Rescuing the Ice Queen
by Jamie LackeyJune 17, 2019
At dawn, the ministers drag the Ice Queen out into the courtyard where I stand in line with all of the other accused criminals. They are rough, and her manacles dig into her scarred wrists, but her face is as blank as a snowdrift in the early morning shade. The new sunlight can't yet reach us within the high walls, but I imagine glints from the ice that clings to her dark hair and pale cheeks, that spreads along the creases of her elbows and pools in the hollows of her collarbones.
I begin to worry that my plan is sheer folly, that everyone who assured me of its failure had the right of it. I stand about midway down the line of the accused, and I'm not sure if I would rather be closer to the beginning or the end.
They position the Ice Queen in front of the first of us, a thin little boy clad in rags. Her prime minister clears his throat and scans the child from head to toe. "You stand accused of theft from the royal stores," he says, his deep voice echoing in the enclosed space. "You will be frozen until your guilt or innocence is determined."
The Ice Queen's hands ball into fists, and hope blooms fresh in my heart.
Another of her ministers jerks at her chains. "Don't make us heat the chains again," he hisses, his voice just as audible as the prime minister's had been.
The Ice Queen doesn't look at him, or at her manacled hands, but her fists relax. She kneels down and cradles the boy's cheeks between her palms.
She says something to him, but her voice is not pitched to carry.
Then the ice begins to spread from her fingers. The boy's eyes slip closed just as the frost coats his eyelashes, and a moment later his whole body is frozen white and hard.
The prime minister moves along the line. Next is an old woman. What I can see of her face is as wrinkly as an old potato, and she is thin and worn. "You stand accused of theft from the royal stores," the prime minister says again. "You will be frozen until your guilt or innocence is determined."
The Ice Queen takes the woman's hands between hers, and again, says something that I cannot hear. The old woman's hands stay where the Ice Queen held them, held up as if in prayer.
They continue down the line, until finally it is my turn.
As the prime minister accuses me of theft, I reach forward and unlock the Ice Queen's bonds.
It is my own tiny magic, that locks fall open at my touch.

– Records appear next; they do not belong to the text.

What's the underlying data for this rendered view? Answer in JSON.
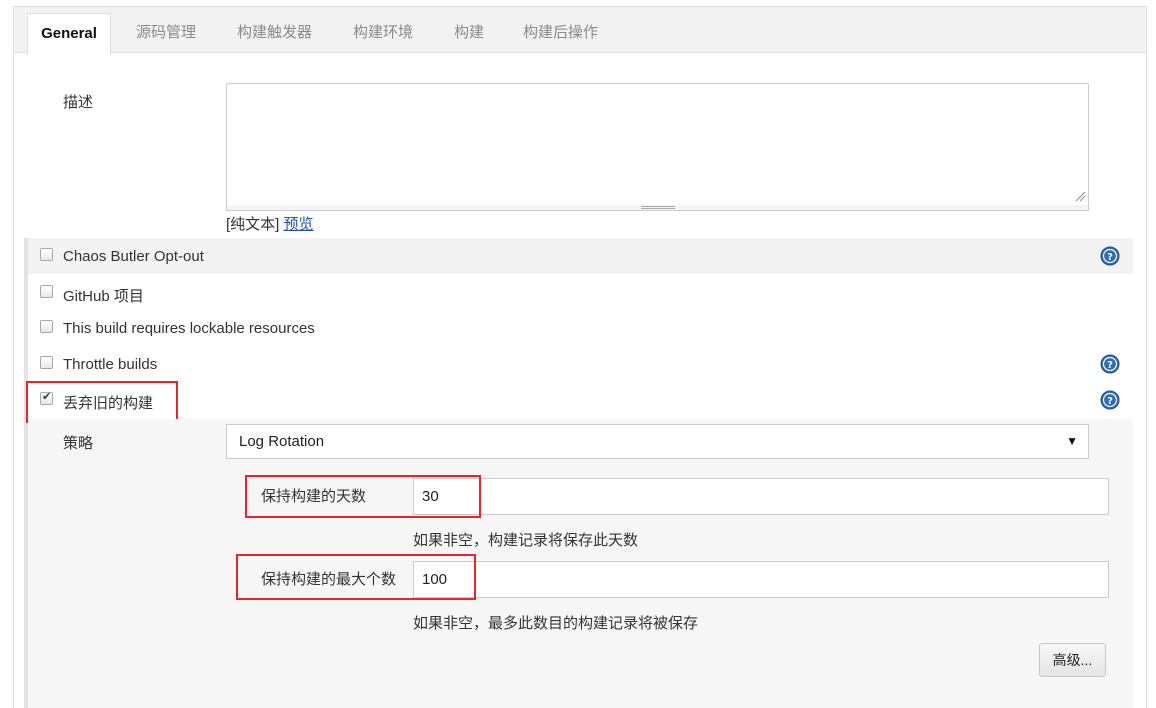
{
  "tabs": [
    {
      "label": "General",
      "active": true
    },
    {
      "label": "源码管理"
    },
    {
      "label": "构建触发器"
    },
    {
      "label": "构建环境"
    },
    {
      "label": "构建"
    },
    {
      "label": "构建后操作"
    }
  ],
  "description": {
    "label": "描述",
    "value": "",
    "format_plain": "[纯文本]",
    "format_preview": "预览"
  },
  "options": [
    {
      "label": "Chaos Butler Opt-out",
      "checked": false,
      "help": true
    },
    {
      "label": "GitHub 项目",
      "checked": false,
      "help": false
    },
    {
      "label": "This build requires lockable resources",
      "checked": false,
      "help": false
    },
    {
      "label": "Throttle builds",
      "checked": false,
      "help": true
    },
    {
      "label": "丢弃旧的构建",
      "checked": true,
      "help": true
    }
  ],
  "discard": {
    "strategy_label": "策略",
    "strategy_value": "Log Rotation",
    "days_label": "保持构建的天数",
    "days_value": "30",
    "days_hint": "如果非空，构建记录将保存此天数",
    "max_label": "保持构建的最大个数",
    "max_value": "100",
    "max_hint": "如果非空，最多此数目的构建记录将被保存",
    "advanced_label": "高级..."
  },
  "colors": {
    "highlight": "#e8242c",
    "help_icon": "#2e6cb5",
    "link": "#1f4fa8"
  }
}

If I had wanted to steal from the royal stores, it would have been as simple as breathing.
But I have never stolen anything in my life, never used my talent for anything more than retrieving forgotten keys.
The manacles fall away and clang against the cobblestones. Ice Queen stares at her bare wrists for a fraction of a second, then she is moving. She runs toward the wall, ice stairs forming under her feet. The ministers are shouting and the guards gaping.
I move down the line freeing as many people as I can. I have never undone so many locks so quickly, and the strain of it surprises me. Still, the chains fall away, one after the next.
The Ice Queen reaches the top of the wall just as the sun finally crests it. She holds up a clenched fist that catches the sun like a prism, and rainbows dance in every direction.
Color spreads across the boy's cheeks first, then the old woman's hands.
The guards try to follow the Ice Queen up her stairs, but the ice melts under their boots. The prime minister grabs my wrist, but I twist away, and then I'm running, shouting for the others to follow.
The gate springs open at my touch.
I run till I am out of breath, then I stop and I laugh till I have to lean, gasping, against a cold stone wall. Because, for at least a moment, I have stolen our freedom.
I think of the Ice Queen, standing on top of the wall, fist raised, and for the first time in a long time, I feel hope.